University Letter

UND's faculty and staff newsletter

Pulitzer Prize winner speaks on “What Is an American?: A Revolutionary Era Question” on April 13

In the midst of the American Revolution, the French-American writer St. John de Crevecoeur famously asked the question, “What is an American?” His answer opened a debate that would last for decades.

Edward J. Larson, a Pulitzer Prize-winning author and Pepperdine University Hugh & Hazel Darling Chair in Law, will speak from his new book, “American Inheritance: Liberty and Slavery in the Birth of a Nation, 1765-1795” (W.W. Norton, 2023) on Thursday, April 13, at 7 p.m. in the Memorial Union, Room 340.

His presentation, “What Is an American?: A Revolutionary Era Question,” is part of the Robert P. Wilkins Lecture Series hosted by the Department of History & American Indian Studies.

Light refreshments will be served following the lecture. Free parking is available in the parking ramp adjacent to the Memorial Union.
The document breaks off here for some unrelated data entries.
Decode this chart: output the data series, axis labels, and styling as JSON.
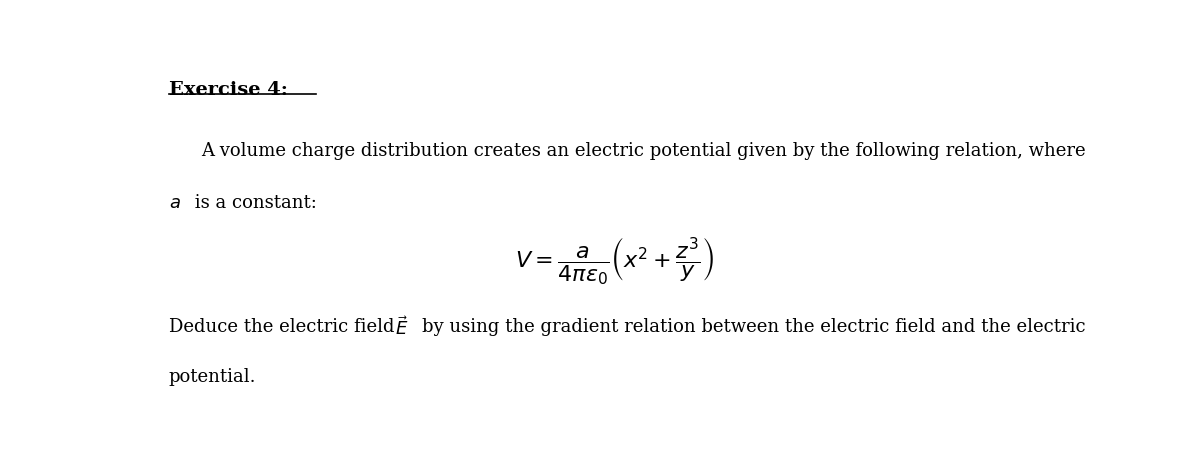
{
  "title": "Exercise 4:",
  "bg_color": "#ffffff",
  "text_color": "#000000",
  "fig_width": 12.0,
  "fig_height": 4.66,
  "dpi": 100,
  "para1": "A volume charge distribution creates an electric potential given by the following relation, where",
  "para1b": " is a constant:",
  "equation": "$V = \\dfrac{a}{4\\pi\\varepsilon_0}\\left(x^2 + \\dfrac{z^3}{y}\\right)$",
  "para2_pre": "Deduce the electric field ",
  "para2_Evec": "$\\vec{E}$",
  "para2_post": " by using the gradient relation between the electric field and the electric",
  "para2c": "potential."
}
Remote participation via Zoom is available with advance registration.

About Edward J. Larson

Larson holds the Hugh and Hazel Darling Chair in Law and is University Professor of History at Pepperdine University. He has lectured on all seven continents and taught at Stanford Law School, University of Melbourne, Leiden University and the University of Georgia, where he chaired the History Department. Prior to becoming a professor, Larson practiced law in Seattle and served as counsel for the U.S. House of Representatives in Washington, DC.

Recipient of the Pulitzer Prize in History and numerous other awards for writing and teaching, Larson is the author or co-author of 14 books and over 100 published articles.
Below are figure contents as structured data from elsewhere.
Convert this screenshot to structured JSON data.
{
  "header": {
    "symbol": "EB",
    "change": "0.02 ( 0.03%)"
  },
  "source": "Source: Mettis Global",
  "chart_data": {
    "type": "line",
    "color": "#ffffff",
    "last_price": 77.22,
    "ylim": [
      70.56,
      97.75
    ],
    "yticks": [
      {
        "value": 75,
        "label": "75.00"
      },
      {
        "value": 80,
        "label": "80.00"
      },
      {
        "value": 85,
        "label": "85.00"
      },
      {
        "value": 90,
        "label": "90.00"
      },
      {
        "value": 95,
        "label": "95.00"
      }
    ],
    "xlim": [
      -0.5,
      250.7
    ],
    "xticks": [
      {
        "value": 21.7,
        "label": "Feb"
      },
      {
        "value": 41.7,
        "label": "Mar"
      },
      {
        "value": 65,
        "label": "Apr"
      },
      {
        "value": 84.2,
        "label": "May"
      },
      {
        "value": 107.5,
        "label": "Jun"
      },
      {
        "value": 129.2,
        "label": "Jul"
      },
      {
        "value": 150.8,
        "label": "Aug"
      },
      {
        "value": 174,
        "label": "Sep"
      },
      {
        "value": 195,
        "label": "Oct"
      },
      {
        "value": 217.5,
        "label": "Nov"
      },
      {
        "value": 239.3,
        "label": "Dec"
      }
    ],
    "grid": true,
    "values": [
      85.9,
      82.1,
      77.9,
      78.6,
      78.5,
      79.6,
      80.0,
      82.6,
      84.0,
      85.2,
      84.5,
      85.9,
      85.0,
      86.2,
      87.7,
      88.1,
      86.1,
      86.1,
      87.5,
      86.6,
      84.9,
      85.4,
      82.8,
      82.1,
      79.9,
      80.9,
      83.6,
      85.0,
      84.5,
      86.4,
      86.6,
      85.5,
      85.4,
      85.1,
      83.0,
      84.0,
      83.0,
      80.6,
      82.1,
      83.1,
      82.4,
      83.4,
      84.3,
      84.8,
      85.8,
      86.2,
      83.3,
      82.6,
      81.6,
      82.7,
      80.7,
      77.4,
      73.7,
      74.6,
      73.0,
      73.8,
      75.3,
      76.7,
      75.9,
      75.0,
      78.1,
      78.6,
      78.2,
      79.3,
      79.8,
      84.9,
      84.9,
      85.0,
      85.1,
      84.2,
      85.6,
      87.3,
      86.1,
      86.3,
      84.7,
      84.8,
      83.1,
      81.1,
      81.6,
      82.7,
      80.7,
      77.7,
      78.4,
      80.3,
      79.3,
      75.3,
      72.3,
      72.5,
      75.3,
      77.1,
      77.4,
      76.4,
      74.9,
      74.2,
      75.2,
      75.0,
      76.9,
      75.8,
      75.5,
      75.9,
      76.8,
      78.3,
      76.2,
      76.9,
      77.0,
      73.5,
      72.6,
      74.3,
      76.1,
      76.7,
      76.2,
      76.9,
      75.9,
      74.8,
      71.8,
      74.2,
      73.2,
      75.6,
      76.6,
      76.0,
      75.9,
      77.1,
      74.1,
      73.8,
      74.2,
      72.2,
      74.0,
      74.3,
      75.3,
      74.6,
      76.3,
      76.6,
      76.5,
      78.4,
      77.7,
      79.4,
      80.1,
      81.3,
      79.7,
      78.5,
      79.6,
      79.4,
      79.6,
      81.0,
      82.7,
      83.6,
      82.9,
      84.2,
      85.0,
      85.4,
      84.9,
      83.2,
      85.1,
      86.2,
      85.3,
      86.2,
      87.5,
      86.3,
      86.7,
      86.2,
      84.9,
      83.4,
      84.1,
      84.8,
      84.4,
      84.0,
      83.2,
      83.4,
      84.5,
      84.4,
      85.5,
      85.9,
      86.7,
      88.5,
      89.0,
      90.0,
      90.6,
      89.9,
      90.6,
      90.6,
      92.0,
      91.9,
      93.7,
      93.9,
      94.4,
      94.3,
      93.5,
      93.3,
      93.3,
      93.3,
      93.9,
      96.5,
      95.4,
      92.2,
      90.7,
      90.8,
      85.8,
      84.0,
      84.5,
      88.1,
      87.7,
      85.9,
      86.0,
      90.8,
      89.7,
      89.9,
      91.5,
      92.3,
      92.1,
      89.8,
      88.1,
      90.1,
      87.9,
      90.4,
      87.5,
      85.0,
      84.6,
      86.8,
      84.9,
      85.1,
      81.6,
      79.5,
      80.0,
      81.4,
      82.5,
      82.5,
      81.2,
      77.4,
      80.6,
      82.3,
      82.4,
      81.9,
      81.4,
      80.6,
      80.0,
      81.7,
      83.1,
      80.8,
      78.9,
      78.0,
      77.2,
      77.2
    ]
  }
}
About the Wilkins Lecture Series

The Robert P. Wilkins Lecture Series was established by the UND Department of History (now the Department of History and American Indian Studies) as a tribute to the long service, dedication to teaching and intellectual curiosity of Professor Robert P. Wilkins (1914-1998).

Wilkins, who earned degrees from Indiana University and West Virginia University, joined the UND History Department in 1945, where he offered courses in Ancient, Medieval, Modern European, American and Canadian history, and also developed a series of courses on popular culture, particularly in the area of American popular music. His wife, Wynona, taught French. He taught at the University of Oklahoma during a 1962 leave of absence and in 1964 took a position at Marshall University. He returned to UND in 1967 to teach and to be editor of North Dakota Quarterly, developing it into one of the region’s premier academic journals. He specialized in North Dakota history, and he and Wynona authored North Dakota: A Bicentennial History. He retired in 1981 and continued to conduct research and publish. For a full decade after his retirement, he volunteered to teach at least one class each semester. He died in 1998.